To fill her time, her home and her heart, she began fostering children through the Department of Child & Family Services (DCFS). She found the work immensely rewarding, but she knew had more to give.
Years earlier, her mother had suffered a severe stroke, leaving her with a feeding tube and other medical equipment. Idoshia took her in and cared for her. Having this experience as a skilled nurse, she made the decision to begin fostering medically needy children through Catholic Charities’ Therapeutic Family Services program.

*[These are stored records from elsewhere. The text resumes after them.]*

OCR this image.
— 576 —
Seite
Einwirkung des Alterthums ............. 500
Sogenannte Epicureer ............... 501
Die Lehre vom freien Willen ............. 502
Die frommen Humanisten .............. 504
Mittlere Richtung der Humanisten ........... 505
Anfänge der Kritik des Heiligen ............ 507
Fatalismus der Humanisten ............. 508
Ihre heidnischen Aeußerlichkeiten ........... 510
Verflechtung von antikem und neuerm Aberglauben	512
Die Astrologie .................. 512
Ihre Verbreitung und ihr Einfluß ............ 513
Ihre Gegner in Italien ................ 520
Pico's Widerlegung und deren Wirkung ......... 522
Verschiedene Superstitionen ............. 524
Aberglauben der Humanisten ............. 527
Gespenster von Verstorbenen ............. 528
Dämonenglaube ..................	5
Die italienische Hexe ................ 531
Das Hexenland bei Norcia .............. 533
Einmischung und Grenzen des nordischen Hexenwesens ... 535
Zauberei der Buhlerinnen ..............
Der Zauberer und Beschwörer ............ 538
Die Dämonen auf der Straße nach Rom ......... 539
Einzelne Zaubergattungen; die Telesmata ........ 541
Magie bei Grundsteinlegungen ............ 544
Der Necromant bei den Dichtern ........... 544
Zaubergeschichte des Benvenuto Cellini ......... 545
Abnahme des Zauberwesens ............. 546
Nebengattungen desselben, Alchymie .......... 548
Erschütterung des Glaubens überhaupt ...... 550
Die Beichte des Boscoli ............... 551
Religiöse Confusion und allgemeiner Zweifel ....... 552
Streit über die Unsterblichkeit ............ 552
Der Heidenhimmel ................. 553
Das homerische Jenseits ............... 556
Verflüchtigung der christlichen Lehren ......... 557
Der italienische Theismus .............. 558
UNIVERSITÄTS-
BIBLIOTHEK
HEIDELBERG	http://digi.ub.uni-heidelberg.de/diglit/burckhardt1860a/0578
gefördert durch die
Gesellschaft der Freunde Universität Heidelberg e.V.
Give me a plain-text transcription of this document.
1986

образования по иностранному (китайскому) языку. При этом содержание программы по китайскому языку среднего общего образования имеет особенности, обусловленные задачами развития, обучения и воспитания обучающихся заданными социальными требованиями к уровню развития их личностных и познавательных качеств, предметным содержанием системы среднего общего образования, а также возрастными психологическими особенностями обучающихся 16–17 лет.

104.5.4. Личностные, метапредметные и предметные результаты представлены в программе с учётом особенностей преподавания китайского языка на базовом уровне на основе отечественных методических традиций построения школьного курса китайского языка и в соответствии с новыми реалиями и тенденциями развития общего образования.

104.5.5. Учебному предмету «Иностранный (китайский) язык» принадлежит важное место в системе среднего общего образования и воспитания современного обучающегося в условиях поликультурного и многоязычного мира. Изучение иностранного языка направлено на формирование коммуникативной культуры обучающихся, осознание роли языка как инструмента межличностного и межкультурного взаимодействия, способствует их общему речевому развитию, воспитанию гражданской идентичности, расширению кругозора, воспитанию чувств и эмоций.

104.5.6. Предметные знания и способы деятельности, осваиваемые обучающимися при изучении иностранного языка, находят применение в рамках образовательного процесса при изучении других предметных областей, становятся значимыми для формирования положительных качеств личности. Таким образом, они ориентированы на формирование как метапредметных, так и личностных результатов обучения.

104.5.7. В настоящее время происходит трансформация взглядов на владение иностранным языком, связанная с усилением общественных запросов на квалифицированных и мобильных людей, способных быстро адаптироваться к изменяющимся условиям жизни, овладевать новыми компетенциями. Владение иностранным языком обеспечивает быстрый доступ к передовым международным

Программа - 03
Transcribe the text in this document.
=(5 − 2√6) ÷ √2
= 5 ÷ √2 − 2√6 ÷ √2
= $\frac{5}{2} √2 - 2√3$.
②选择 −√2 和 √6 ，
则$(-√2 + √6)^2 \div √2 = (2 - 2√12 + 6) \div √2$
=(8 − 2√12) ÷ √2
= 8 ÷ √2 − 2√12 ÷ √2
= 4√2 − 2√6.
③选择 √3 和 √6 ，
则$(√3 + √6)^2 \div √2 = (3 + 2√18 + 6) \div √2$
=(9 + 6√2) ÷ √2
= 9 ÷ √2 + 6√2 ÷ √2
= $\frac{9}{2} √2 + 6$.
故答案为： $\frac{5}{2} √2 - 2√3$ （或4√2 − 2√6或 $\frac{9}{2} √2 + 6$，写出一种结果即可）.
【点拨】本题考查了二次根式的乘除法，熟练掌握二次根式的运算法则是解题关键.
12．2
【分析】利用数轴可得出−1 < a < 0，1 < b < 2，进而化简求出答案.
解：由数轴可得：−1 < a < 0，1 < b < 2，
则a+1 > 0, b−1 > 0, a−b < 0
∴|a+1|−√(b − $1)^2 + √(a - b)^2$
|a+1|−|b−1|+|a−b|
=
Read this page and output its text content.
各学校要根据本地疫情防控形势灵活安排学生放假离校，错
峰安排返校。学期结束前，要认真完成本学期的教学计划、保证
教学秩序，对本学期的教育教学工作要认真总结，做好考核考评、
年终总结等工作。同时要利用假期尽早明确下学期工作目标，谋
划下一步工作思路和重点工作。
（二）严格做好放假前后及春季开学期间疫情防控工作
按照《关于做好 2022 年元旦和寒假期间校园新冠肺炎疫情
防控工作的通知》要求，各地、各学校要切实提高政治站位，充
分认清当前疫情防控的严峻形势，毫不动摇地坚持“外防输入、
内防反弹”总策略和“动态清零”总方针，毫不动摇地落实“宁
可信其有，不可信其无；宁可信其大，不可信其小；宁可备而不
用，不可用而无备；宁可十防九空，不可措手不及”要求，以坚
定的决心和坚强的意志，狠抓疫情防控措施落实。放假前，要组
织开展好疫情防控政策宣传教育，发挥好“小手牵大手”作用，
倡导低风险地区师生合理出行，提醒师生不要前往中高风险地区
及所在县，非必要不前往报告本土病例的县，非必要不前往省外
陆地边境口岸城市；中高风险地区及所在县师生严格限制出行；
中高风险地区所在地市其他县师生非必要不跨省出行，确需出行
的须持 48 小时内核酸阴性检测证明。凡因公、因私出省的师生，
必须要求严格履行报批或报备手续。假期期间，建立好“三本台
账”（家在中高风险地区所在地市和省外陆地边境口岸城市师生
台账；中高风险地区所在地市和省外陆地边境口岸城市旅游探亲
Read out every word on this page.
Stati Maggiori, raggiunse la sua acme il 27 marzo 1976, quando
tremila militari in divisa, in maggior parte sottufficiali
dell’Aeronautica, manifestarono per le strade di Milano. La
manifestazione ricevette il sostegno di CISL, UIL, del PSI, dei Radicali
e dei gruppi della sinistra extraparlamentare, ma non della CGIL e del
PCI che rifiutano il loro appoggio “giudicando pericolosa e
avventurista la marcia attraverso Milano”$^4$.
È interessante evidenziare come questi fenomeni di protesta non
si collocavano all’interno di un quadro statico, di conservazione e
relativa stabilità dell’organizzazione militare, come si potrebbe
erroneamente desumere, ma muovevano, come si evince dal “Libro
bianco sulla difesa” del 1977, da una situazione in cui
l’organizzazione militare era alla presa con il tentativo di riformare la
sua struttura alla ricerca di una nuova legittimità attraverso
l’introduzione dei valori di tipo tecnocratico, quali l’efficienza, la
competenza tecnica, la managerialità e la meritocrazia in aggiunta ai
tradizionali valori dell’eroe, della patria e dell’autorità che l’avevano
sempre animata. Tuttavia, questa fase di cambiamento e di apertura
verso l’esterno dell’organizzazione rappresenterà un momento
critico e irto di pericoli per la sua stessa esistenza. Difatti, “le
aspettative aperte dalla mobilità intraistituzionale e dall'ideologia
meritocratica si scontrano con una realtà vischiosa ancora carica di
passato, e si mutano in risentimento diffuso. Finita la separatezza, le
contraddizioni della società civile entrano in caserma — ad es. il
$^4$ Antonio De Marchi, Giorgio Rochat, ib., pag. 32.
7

Therapeutic Family Services (TFS) matches children with moderate to severe emotional, behavioral, or developmental problems, or medically fragile children with families who provide specialized foster care. TFS foster parents work with social workers and a team of medical professionals who develop a treatment plan to help reunite the child with their family if possible or to find them a permanent home if not.
Idoshia believes programs like TFS that specifically address the needs of medically fragile foster children are important because when a child is in foster care and they have these medical problems, there needs to be somewhere for them to go other than an institution.
Her favorite part of the work is watching the children grow and improve. “They come into my home and their health improves. They get a better quality of life,” she says of her time with the foster children. “I just love it. I love to see them get better and go back home if they can.”
For the past 22 years, Idoshia has been welcoming children into her home, helping them learn, grow and develop until a time when they can return back to their own homes.
She finds the work rewarding and encourages other empty nesters like herself to consider volunteering as foster parents if they’re able, especially to medically needy children.